Provenance: Hanover Gallery, London.
Luca Scacchi Gracco, Milan.
Brook Street Gallery, London.
Acquired from the above by the present owner in November 1971.

Literature: R. Alley, Francis Bacon, London 1964, no. 86 (illustrated, unpaged).

Exhibited: London, Hanover Gallery, Francis Bacon, June-July 1954.
Milan, Luca Scacchi Gracco, Dali, de Chirico, Dubuffet, Fontana, Magritte, Matta, Poliakoff, Moore, 1962, no. 4 (illustrated).
London, Tate Gallery, Francis Bacon, May-July 1962, no. 36. This exhibition later travelled to Turin, Galleria Civica d'Arte Moderna, September-October 1962; Zurich, Kunsthaus, October-November 1962 and Amsterdam, Stedelijk Musuem, January-February 1963.
Naples, Galleria Il Centro, Bacon-Sutherland, March-April 1963.
London, Barbican Art Gallery, Capital Painting, April-June 1984 (illustrated in colour, on the cover).
Lugano, Museo d'Arte Moderna, Francis Bacon, March-May 1993, no. 21 (illustrated, p. 49).
Norwich, Sainsbury Centre for the Visual Arts, University of East Anglia, Francis Bacon: Paintings from the 1950s, September-December 2006, no. 17 (illustrated in colour, p. 89). This exhibition later travelled to Milwaukee, Milwaukee Art Museum, January-April 2007 and Buffalo, Albright-Knox Art Gallery, May-July 2007.
Milan, Palazzo Reale, BACON, March-June 2008, no. 16 (illustrated in colour, p. 103).

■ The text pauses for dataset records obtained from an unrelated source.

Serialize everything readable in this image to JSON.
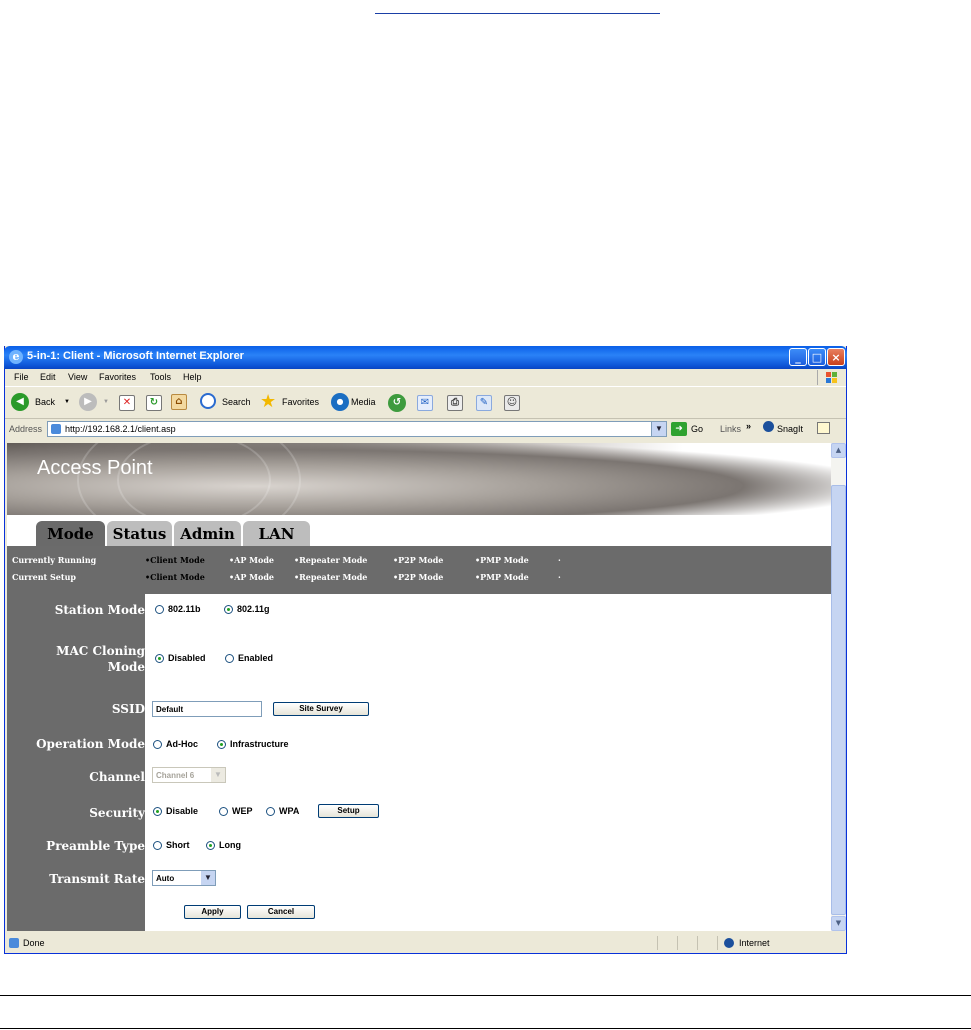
{
  "window": {
    "title": "5-in-1: Client - Microsoft Internet Explorer",
    "buttons": {
      "minimize": "_",
      "maximize": "□",
      "close": "×"
    }
  },
  "menu": [
    "File",
    "Edit",
    "View",
    "Favorites",
    "Tools",
    "Help"
  ],
  "toolbar": {
    "back": "Back",
    "search": "Search",
    "favorites": "Favorites",
    "media": "Media"
  },
  "address": {
    "label": "Address",
    "url": "http://192.168.2.1/client.asp",
    "go": "Go",
    "links": "Links",
    "links_chevron": "»",
    "snagit": "SnagIt"
  },
  "page": {
    "brand": "Access Point",
    "tabs": [
      "Mode",
      "Status",
      "Admin",
      "LAN"
    ],
    "active_tab": "Mode",
    "mode_bar": {
      "row1_label": "Currently Running",
      "row2_label": "Current Setup",
      "modes": [
        "•Client Mode",
        "•AP Mode",
        "•Repeater Mode",
        "•P2P Mode",
        "•PMP Mode"
      ],
      "selected_mode": "•Client Mode"
    },
    "form": {
      "station_mode": {
        "label": "Station Mode",
        "options": [
          "802.11b",
          "802.11g"
        ],
        "selected": "802.11g"
      },
      "mac_cloning": {
        "label_line1": "MAC Cloning",
        "label_line2": "Mode",
        "options": [
          "Disabled",
          "Enabled"
        ],
        "selected": "Disabled"
      },
      "ssid": {
        "label": "SSID",
        "value": "Default",
        "button": "Site Survey"
      },
      "operation_mode": {
        "label": "Operation Mode",
        "options": [
          "Ad-Hoc",
          "Infrastructure"
        ],
        "selected": "Infrastructure"
      },
      "channel": {
        "label": "Channel",
        "value": "Channel 6",
        "disabled": true
      },
      "security": {
        "label": "Security",
        "options": [
          "Disable",
          "WEP",
          "WPA"
        ],
        "selected": "Disable",
        "button": "Setup"
      },
      "preamble": {
        "label": "Preamble Type",
        "options": [
          "Short",
          "Long"
        ],
        "selected": "Long"
      },
      "transmit_rate": {
        "label": "Transmit Rate",
        "value": "Auto"
      },
      "apply": "Apply",
      "cancel": "Cancel"
    }
  },
  "status": {
    "left": "Done",
    "zone": "Internet"
  },
  "colors": {
    "title_blue": "#0a5fe8",
    "panel_gray": "#6b6b6b",
    "tab_gray": "#bdbdbd"
  }
}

Notes: 'I've always hoped to put over things as directly and rawly as I possibly can...if you say something very directly to somebody, they're sometimes offended, although it is a fact. Because people tend to be offended by facts, or what used to be called the truth.' (Francis Bacon cited in David Sylvester, The Brutality of Fact, Interviews with Francis Bacon, London 1990, p. 48)

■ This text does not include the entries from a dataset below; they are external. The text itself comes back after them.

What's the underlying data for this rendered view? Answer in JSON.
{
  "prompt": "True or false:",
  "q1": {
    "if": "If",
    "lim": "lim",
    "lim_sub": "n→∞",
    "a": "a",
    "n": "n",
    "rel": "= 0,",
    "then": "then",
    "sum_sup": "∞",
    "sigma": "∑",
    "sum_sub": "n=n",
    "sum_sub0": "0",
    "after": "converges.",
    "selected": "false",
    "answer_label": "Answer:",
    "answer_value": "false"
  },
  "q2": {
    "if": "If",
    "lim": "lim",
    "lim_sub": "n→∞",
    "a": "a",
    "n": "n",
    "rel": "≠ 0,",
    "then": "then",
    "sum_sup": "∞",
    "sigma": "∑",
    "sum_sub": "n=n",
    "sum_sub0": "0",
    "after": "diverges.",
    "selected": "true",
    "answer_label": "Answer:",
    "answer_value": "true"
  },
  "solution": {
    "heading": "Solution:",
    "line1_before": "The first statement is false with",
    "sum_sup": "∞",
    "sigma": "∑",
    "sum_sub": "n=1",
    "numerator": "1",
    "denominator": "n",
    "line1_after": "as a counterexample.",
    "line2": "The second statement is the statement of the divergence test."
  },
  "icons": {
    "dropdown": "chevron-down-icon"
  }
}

Man in Blue VI is one of a series of seven major paintings that Bacon made in the spring of 1954 and later exhibited at the Hanover Gallery in London in June of the same year. Consisting solely of a lone male figure dressed in a suit and seated at a bar-like desk in an open or transparent cage-like structure amidst a seemingly infinite expanse of deep-blue, each of these works is a stark, intense and electrifying portrait of an unknown man that Bacon had met while living in the Imperial Hotel in Henley-on-Thames.

Among the finest of Bacon's creations from this period, this series of paintings was made at the height of an extremely intense and difficult period for the artist when he was living a ramshackle and unsettled life in the wake of the first flush of his romance with Peter Lacy. Lacy, a tough ex-Spitfire pilot with sado-masochistic tendencies was the first, and Bacon was later to say only, great love of the artist's life. He was a complicated and deeply troubled man whom Bacon had first met at the Colony Room in London in 1953 and with whom, instantaneously, he had fallen helplessly in love. Indeed, the main reason that Bacon was living in a hotel in Henley in early 1954 was in order to be near Lacy with whom he had previously shared a cottage in the nearby village of Hurst. The obsessive, divisive, and often violent nature of their mutually destructive relationship, however, was never to allow such proximity to last for very long and, after moving away to lick his wounds and a brief period of wandering, Bacon found the Imperial Hotel the temporary solution to his emotional troubles. 'It was like the song.' Bacon once said, 'I couldn't live with him and a I couldn't live without him...Being in love that way, being absolutely physically obsessed by someone, is like an illness, it's like a disease, a disease so ghastly I wouldn't wish it on my own worst enemy.' (Francis Bacon cited in Michael Peppiatt, Francis Bacon in the 1950s, London, 2006, pp. 40 and 42)

During this period Bacon found it incredibly difficult to work. The unsettled and problematic nature of his relationship with Lacy, which would often culminate in a bout of violence visited upon Bacon and any of his canvases that Lacy could find, combined with the almost nomadic lifestyle that Bacon was now living, meant that the artist finished relatively few works at this time. It is however now evident that many of the works that he did manage to produce, such as the Popes, the Sphinxes, Two Figures Wrestling or Figure with Meat, for example, were extraordinary paintings that were scaling new heights and ranked among his very best work.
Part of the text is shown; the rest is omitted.